Dhimas memilih Fakultas Psikologi Undip, Semarang dan Fakultas Ilmu Budaya Jurusan Perpustakaan, juga di Undip, Semarang. Pilihan-pilihan itu disesuaikan dengan perkiraan nilainya juga perkiraan persyaratan penilaian pada dua jurusan tersebut. Dia ingin mengikuti jejak kakaknya yang sudah memasuki semester 4 di Universitas Airlangga Surabaya.
Mempersiapkan diri untuk ujian masuk PTN di kala pandemi ini memang tidak mudah. ”Belajar di depan laptop, terkadang ada materi yang tidak mudah dimengerti sehingga harus dibaca atau didiskusikan berulang-ulang,” kata Dhimas.
Sisi baiknya, dia tidak terganggu dengan teman lain, seperti yang terjadi jika kelas dilakukan secara tatap muka. ”Aku juga tidak harus datang ke tempat bimbel, kalau harus datang lumayan juga jaraknya dari rumahku, bisa 1,5 jam kalau tidak macet,” kata Dhimas lagi.
Dhimas mengakui sempat mengalami tekanan dan jatuh mental ketika harus belajar tidak putus-putus. Apalagi, ketika masih ada tugas-tugas dari sekolah. Kelelahan, kekhawatiran tidak lulus, kesulitan mencerna materi, semua bercampur menjadi satu. Untungnya, dia dapat mencurahkan segala kegalauan kepada ibunya. Ibunya tetap memberi semangat dan mendukung Dhimas.
”Itu sudah lewat, sekarang aku fokus saja sama materi dan memperdalam bagian yang belum aku kuasai sepenuhnya,” ujar Dhimas optimistis.

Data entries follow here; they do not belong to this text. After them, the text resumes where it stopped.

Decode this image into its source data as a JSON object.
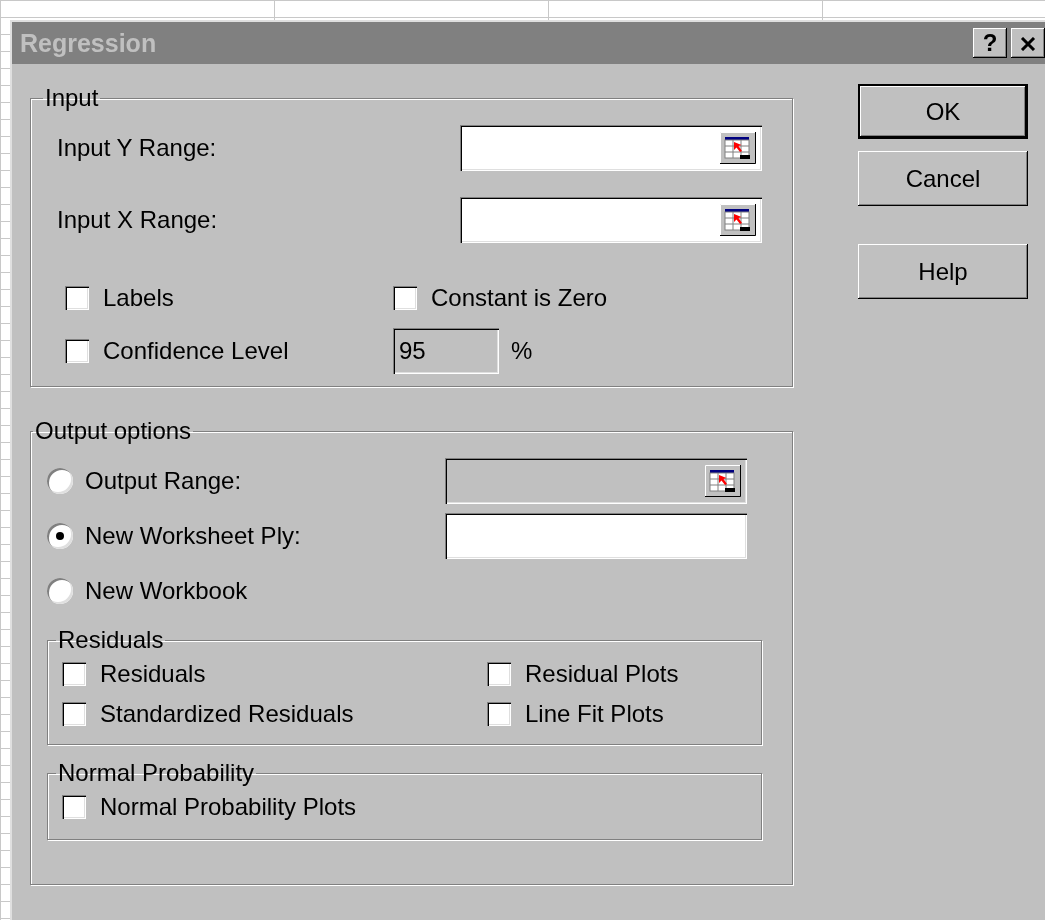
{
  "window": {
    "title": "Regression",
    "title_buttons": [
      {
        "label": "?",
        "kind": "help"
      },
      {
        "kind": "close"
      }
    ]
  },
  "input": {
    "title": "Input",
    "ranges": [
      {
        "label": "Input Y Range:"
      },
      {
        "label": "Input X Range:"
      }
    ],
    "options": [
      {
        "label": "Labels",
        "checked": false
      },
      {
        "label": "Constant is Zero",
        "checked": false
      },
      {
        "label": "Confidence Level",
        "checked": false
      }
    ],
    "confidence": {
      "value": "95",
      "disabled": true,
      "unit": "%"
    }
  },
  "output": {
    "title": "Output options",
    "choices": [
      {
        "label": "Output Range:",
        "selected": false,
        "field": {
          "disabled": true,
          "picker": true
        }
      },
      {
        "label": "New Worksheet Ply:",
        "selected": true,
        "field": {
          "disabled": false,
          "picker": false
        }
      },
      {
        "label": "New Workbook",
        "selected": false
      }
    ],
    "residuals": {
      "title": "Residuals",
      "options": [
        {
          "label": "Residuals",
          "checked": false
        },
        {
          "label": "Residual Plots",
          "checked": false
        },
        {
          "label": "Standardized Residuals",
          "checked": false
        },
        {
          "label": "Line Fit Plots",
          "checked": false
        }
      ]
    },
    "normal_probability": {
      "title": "Normal Probability",
      "options": [
        {
          "label": "Normal Probability Plots",
          "checked": false
        }
      ]
    }
  },
  "buttons": [
    {
      "label": "OK",
      "default": true
    },
    {
      "label": "Cancel",
      "default": false
    },
    {
      "label": "Help",
      "default": false
    }
  ]
}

Setiap hari, Dhimas mengerjakan beberapa puluh soal agar dapat menyesuaikan diri dengan model-model soal ujian masuk PTN. Jika ada soal yang belum dipahami, dia akan berdiskusi dengan guru bimbelnya sembari memperdalam materi yang belum dipahami. Dia berharap dengan belajar intensif seperti itu dapat lolos menjadi salah satu mahasiswa di perguruan tinggi negeri idamannya.
Baca juga: 776.519 Siswa Akan Mengikuti UTBK-SBMPTN Mulai Pekan Depan
Ketua Pelaksana Eksekutif LTMPT Budi Prasetyo mengatakan, peserta ujian UTBK tahun ini sebanyak 776.519 orang. Dari jumlah ini, peserta UTBK bidang ilmu sosial humaniora sebanyak 378.556 orang, sains dan teknologi 336.834 orang, serta yang campuran 62.468 orang.

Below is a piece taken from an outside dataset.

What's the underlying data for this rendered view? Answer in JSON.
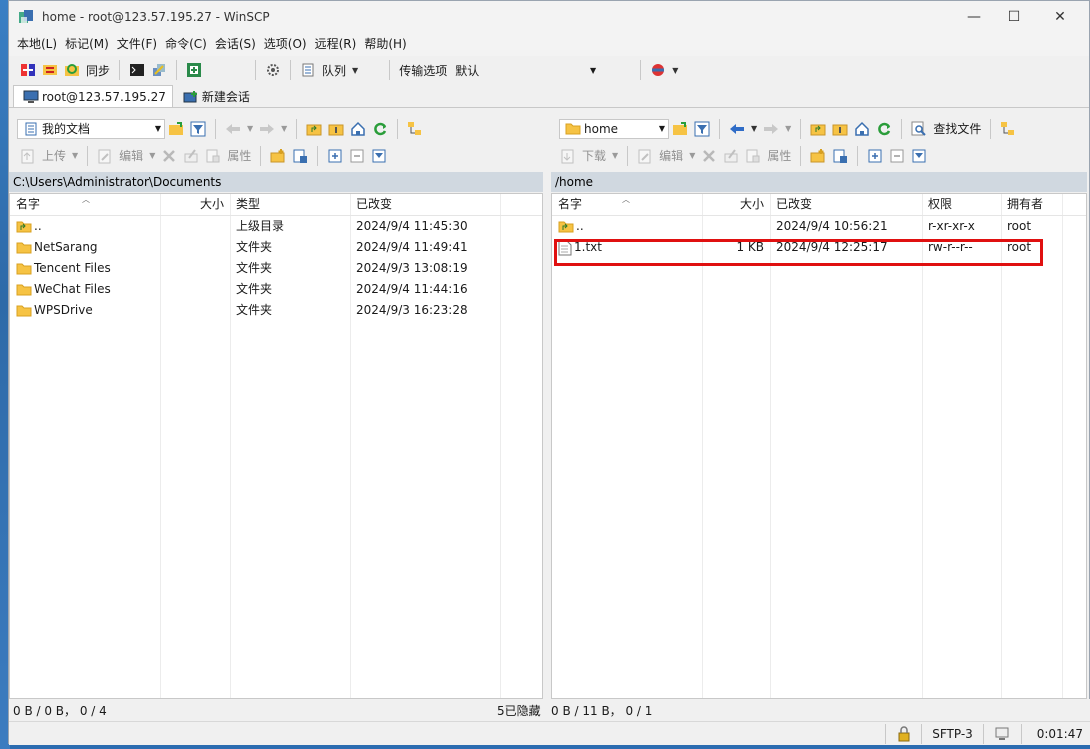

Menurut Budi, informasi pelaksanaan sudah diumumkan, termasuk soal tempat tes dan protokol kesehatan Covid-19. ”Peserta harus cermat dengan ketentuan yang sudah diberikan saat mendaftar,” kata Budi.
Pelaksanaan UTBK-SBMPTN 2021 untuk gelombang pertama dilaksanakan pada 12-18 April. Gelombang kedua digelar pada 26-30 April serta 1-2 Mei. Untuk gelombang dua ada penambahan waktu, yakni pada 3-4 Mei, khusus untuk Pusat UTBK UI, Universitas Negeri Jakarta, UPN Veteran Jakarta dan Pusat UTBK di Universitas Sulawesi Barat.